A few moments later, they’re standing on a long wooden pier. A thick snake of electrical cable runs along the edge out over the water, and at the far end dives into the hatch of a top-heavy old riverboat. Aboard the riverboat, towards the prow, is a sandy-haired man with a pony tattooed on one arm. He holds a grubby life-jacketed toddler on a sort of lead, and over some manner of infant rebellion is trying to read aloud from a dog-eared copy of Winnie The Pooh. Griff Watson is an anarchist and the husband of an anarchist, not to mention the notional owner of that evil cat known only as the Parasite, but he looks more like the sort of person who would write a book on professional fly-fishing.
“Hullo, Joe!” cries Griff. “Where away?” Because it is his fantasy that the houseboat is a vessel under weigh, and not moored for ever on the muddy bank of the Thames.
“Hullo, Griff! This is Polly. Polly, this is Griff.”

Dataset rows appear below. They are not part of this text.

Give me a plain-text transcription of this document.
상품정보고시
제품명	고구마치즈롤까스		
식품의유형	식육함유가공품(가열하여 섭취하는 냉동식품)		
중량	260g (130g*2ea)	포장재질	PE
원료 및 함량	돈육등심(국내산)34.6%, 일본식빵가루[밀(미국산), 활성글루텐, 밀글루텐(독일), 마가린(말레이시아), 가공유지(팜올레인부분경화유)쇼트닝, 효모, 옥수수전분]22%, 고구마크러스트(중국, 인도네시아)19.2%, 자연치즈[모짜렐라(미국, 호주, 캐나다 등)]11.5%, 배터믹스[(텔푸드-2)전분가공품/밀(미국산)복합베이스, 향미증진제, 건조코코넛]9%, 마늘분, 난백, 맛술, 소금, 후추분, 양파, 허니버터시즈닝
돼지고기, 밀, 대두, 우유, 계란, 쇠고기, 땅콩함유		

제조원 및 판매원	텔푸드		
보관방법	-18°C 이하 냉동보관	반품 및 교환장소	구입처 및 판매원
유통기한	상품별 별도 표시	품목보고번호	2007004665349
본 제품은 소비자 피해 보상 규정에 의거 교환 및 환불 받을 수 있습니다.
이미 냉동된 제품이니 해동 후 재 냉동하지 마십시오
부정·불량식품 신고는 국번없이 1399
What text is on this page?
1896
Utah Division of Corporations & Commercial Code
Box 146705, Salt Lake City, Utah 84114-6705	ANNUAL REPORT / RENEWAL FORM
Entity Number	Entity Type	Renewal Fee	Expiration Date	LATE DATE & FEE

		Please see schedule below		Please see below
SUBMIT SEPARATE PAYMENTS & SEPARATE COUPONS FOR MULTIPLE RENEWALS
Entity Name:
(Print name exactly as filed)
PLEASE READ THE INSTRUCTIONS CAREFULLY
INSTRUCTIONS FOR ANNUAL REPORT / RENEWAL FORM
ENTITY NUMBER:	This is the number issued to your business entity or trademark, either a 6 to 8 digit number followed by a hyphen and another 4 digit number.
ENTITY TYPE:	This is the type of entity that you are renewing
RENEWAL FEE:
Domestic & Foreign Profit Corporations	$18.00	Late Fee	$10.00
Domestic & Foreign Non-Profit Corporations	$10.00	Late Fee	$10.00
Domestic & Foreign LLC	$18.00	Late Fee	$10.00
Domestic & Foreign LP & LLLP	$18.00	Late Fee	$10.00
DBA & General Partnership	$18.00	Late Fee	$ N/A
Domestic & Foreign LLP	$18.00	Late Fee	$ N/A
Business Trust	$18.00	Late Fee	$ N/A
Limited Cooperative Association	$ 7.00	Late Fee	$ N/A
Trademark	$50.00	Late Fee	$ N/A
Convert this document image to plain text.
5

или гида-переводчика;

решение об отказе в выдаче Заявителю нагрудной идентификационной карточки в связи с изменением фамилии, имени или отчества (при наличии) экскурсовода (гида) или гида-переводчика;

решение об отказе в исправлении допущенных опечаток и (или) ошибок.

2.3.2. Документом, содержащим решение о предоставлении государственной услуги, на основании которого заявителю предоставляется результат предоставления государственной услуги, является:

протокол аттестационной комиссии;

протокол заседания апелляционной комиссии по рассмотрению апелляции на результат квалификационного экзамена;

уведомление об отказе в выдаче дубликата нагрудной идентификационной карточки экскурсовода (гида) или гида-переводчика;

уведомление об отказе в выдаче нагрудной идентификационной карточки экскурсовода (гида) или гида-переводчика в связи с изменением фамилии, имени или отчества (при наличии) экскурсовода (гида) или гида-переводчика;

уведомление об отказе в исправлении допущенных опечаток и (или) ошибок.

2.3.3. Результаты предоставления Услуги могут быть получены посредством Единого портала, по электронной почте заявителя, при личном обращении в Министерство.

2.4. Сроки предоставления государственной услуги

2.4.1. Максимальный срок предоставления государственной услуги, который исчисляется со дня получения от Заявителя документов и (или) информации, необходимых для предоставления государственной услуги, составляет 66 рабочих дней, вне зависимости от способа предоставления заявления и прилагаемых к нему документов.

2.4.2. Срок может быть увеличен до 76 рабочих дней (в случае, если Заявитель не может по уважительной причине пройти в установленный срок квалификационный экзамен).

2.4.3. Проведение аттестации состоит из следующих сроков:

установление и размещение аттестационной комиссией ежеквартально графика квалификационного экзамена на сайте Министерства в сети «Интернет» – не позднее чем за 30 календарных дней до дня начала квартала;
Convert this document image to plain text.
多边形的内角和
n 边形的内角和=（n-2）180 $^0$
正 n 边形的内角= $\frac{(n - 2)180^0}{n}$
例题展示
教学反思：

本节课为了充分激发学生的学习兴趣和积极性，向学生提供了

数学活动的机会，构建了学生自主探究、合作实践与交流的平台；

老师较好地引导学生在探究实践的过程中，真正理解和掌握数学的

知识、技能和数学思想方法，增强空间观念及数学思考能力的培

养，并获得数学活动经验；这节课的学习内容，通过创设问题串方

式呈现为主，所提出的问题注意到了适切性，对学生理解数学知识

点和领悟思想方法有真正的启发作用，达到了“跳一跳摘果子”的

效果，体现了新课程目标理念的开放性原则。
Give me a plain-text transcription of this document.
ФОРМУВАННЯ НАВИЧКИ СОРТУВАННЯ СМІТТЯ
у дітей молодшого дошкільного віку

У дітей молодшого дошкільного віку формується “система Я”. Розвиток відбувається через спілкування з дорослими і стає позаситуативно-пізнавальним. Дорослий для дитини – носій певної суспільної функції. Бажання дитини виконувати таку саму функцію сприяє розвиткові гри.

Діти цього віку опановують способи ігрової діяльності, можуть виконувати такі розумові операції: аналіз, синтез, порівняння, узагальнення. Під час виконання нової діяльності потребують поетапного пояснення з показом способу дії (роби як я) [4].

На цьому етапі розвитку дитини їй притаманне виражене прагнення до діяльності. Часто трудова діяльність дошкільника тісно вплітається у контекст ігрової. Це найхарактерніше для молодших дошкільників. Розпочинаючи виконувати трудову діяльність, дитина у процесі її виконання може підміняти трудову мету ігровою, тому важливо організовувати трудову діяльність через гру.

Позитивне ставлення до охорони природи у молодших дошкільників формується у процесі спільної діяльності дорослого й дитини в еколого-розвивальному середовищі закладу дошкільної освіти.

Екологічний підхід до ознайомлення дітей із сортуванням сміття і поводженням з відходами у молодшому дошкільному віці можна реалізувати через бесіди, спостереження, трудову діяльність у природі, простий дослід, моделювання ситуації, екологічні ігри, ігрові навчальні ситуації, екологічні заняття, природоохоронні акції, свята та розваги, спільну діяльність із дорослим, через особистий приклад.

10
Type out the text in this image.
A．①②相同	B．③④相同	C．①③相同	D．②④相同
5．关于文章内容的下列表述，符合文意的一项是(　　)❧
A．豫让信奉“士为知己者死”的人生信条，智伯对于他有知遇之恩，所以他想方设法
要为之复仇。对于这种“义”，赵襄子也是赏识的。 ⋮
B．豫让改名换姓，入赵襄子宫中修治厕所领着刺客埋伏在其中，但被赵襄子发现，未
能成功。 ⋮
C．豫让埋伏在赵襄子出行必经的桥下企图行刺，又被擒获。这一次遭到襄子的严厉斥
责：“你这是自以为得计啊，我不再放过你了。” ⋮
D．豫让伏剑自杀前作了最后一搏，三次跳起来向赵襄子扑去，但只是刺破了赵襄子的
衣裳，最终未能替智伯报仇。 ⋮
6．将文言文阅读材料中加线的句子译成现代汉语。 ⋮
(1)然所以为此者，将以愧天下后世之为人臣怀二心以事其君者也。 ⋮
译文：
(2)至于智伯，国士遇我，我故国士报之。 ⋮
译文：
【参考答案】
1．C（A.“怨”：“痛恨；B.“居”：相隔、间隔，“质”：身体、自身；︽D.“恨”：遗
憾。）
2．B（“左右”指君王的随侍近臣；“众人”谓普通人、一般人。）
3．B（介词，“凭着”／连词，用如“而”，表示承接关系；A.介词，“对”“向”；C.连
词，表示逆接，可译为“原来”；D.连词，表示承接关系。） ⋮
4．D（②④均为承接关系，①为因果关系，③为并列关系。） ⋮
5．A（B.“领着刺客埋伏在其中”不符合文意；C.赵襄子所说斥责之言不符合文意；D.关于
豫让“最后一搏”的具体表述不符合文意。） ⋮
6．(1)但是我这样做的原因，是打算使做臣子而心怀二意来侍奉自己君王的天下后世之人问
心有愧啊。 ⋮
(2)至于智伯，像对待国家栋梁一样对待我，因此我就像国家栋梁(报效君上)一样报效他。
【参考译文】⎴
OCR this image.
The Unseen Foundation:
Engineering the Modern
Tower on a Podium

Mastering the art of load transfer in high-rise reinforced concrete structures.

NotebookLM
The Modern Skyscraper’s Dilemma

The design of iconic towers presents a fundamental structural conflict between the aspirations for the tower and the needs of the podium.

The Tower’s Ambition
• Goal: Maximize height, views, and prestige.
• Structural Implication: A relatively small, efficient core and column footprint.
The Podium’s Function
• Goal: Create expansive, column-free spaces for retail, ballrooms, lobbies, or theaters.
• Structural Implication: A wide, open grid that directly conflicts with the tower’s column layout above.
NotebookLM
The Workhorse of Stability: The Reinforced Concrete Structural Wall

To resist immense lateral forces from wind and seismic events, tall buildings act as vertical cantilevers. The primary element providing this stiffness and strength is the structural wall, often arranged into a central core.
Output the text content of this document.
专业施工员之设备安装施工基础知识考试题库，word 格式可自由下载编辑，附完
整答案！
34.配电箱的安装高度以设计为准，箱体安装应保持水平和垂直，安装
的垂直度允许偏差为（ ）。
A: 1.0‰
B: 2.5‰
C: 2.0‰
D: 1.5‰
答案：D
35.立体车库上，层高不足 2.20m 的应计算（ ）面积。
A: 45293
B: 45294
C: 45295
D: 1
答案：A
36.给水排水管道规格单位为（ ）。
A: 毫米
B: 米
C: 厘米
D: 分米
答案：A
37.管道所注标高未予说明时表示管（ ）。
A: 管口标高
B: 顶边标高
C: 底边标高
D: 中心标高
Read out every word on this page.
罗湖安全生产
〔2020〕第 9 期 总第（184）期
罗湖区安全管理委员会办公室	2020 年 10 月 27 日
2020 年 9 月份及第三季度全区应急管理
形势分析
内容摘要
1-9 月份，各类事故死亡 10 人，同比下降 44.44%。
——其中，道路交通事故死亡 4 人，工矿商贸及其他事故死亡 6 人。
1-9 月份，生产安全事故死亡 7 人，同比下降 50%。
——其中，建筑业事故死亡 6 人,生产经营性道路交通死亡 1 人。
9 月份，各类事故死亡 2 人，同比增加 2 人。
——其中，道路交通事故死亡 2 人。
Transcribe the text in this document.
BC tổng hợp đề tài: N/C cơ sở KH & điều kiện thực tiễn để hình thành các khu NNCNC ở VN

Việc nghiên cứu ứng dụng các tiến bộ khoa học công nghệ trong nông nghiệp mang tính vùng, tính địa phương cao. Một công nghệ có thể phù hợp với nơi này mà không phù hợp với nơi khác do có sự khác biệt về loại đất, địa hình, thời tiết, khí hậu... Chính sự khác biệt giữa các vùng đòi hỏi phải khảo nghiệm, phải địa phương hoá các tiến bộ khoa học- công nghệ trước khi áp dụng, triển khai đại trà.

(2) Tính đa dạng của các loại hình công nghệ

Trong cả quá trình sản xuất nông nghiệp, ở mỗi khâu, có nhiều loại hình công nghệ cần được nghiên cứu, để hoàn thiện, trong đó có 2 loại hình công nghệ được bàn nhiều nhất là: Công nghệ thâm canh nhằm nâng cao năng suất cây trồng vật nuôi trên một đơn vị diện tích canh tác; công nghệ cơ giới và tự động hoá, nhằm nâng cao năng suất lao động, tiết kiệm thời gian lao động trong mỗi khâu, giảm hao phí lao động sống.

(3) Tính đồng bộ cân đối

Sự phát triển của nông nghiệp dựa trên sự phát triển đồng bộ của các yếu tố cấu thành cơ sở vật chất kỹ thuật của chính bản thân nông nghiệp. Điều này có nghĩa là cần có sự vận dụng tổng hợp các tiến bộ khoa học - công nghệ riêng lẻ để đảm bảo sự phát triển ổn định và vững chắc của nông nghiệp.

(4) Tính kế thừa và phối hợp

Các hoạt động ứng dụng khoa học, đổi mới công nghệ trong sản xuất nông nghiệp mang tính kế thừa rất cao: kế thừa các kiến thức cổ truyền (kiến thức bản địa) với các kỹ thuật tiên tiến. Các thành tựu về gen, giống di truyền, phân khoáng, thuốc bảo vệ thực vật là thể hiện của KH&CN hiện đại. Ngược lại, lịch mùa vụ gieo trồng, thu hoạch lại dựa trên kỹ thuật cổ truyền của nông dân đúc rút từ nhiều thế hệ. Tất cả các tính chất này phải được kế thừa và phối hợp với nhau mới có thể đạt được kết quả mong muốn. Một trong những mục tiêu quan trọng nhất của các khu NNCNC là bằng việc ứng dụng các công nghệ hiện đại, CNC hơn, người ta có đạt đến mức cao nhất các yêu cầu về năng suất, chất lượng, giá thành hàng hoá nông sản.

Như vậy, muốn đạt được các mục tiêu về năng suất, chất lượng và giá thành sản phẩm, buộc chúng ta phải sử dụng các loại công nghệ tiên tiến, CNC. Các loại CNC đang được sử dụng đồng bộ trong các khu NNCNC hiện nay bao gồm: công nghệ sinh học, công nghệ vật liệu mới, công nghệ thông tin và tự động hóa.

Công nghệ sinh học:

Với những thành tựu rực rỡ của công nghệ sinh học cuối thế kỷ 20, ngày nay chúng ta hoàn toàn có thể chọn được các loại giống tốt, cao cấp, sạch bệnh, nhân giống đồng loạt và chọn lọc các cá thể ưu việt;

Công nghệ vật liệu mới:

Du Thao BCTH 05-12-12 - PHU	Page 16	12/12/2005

“Hullo, Polly! Come aboard. It’s not too choppy today.”
Polly Cradle looks at Joe, and he nods. “Yes, Cap’n,” she says gamely, but Griff Watson corrects her gently. To an order from the captain, he explains, the only proper response is “aye aye.”
Joe Spork has shed his hat disguise, but is still wearing a rather unbecoming floral wrap. If Griff Watson sees anything odd in this, he doesn’t say. Before he can get too cosy, though, or start to discuss conditions in the German Bight, Joe raises a hand.
“Griff, I need a favour. But you have to think about it—you can’t just say yes.”
“Yes.”
“It’s not that simple.”
“Is for me. You’re one of the good ’uns.”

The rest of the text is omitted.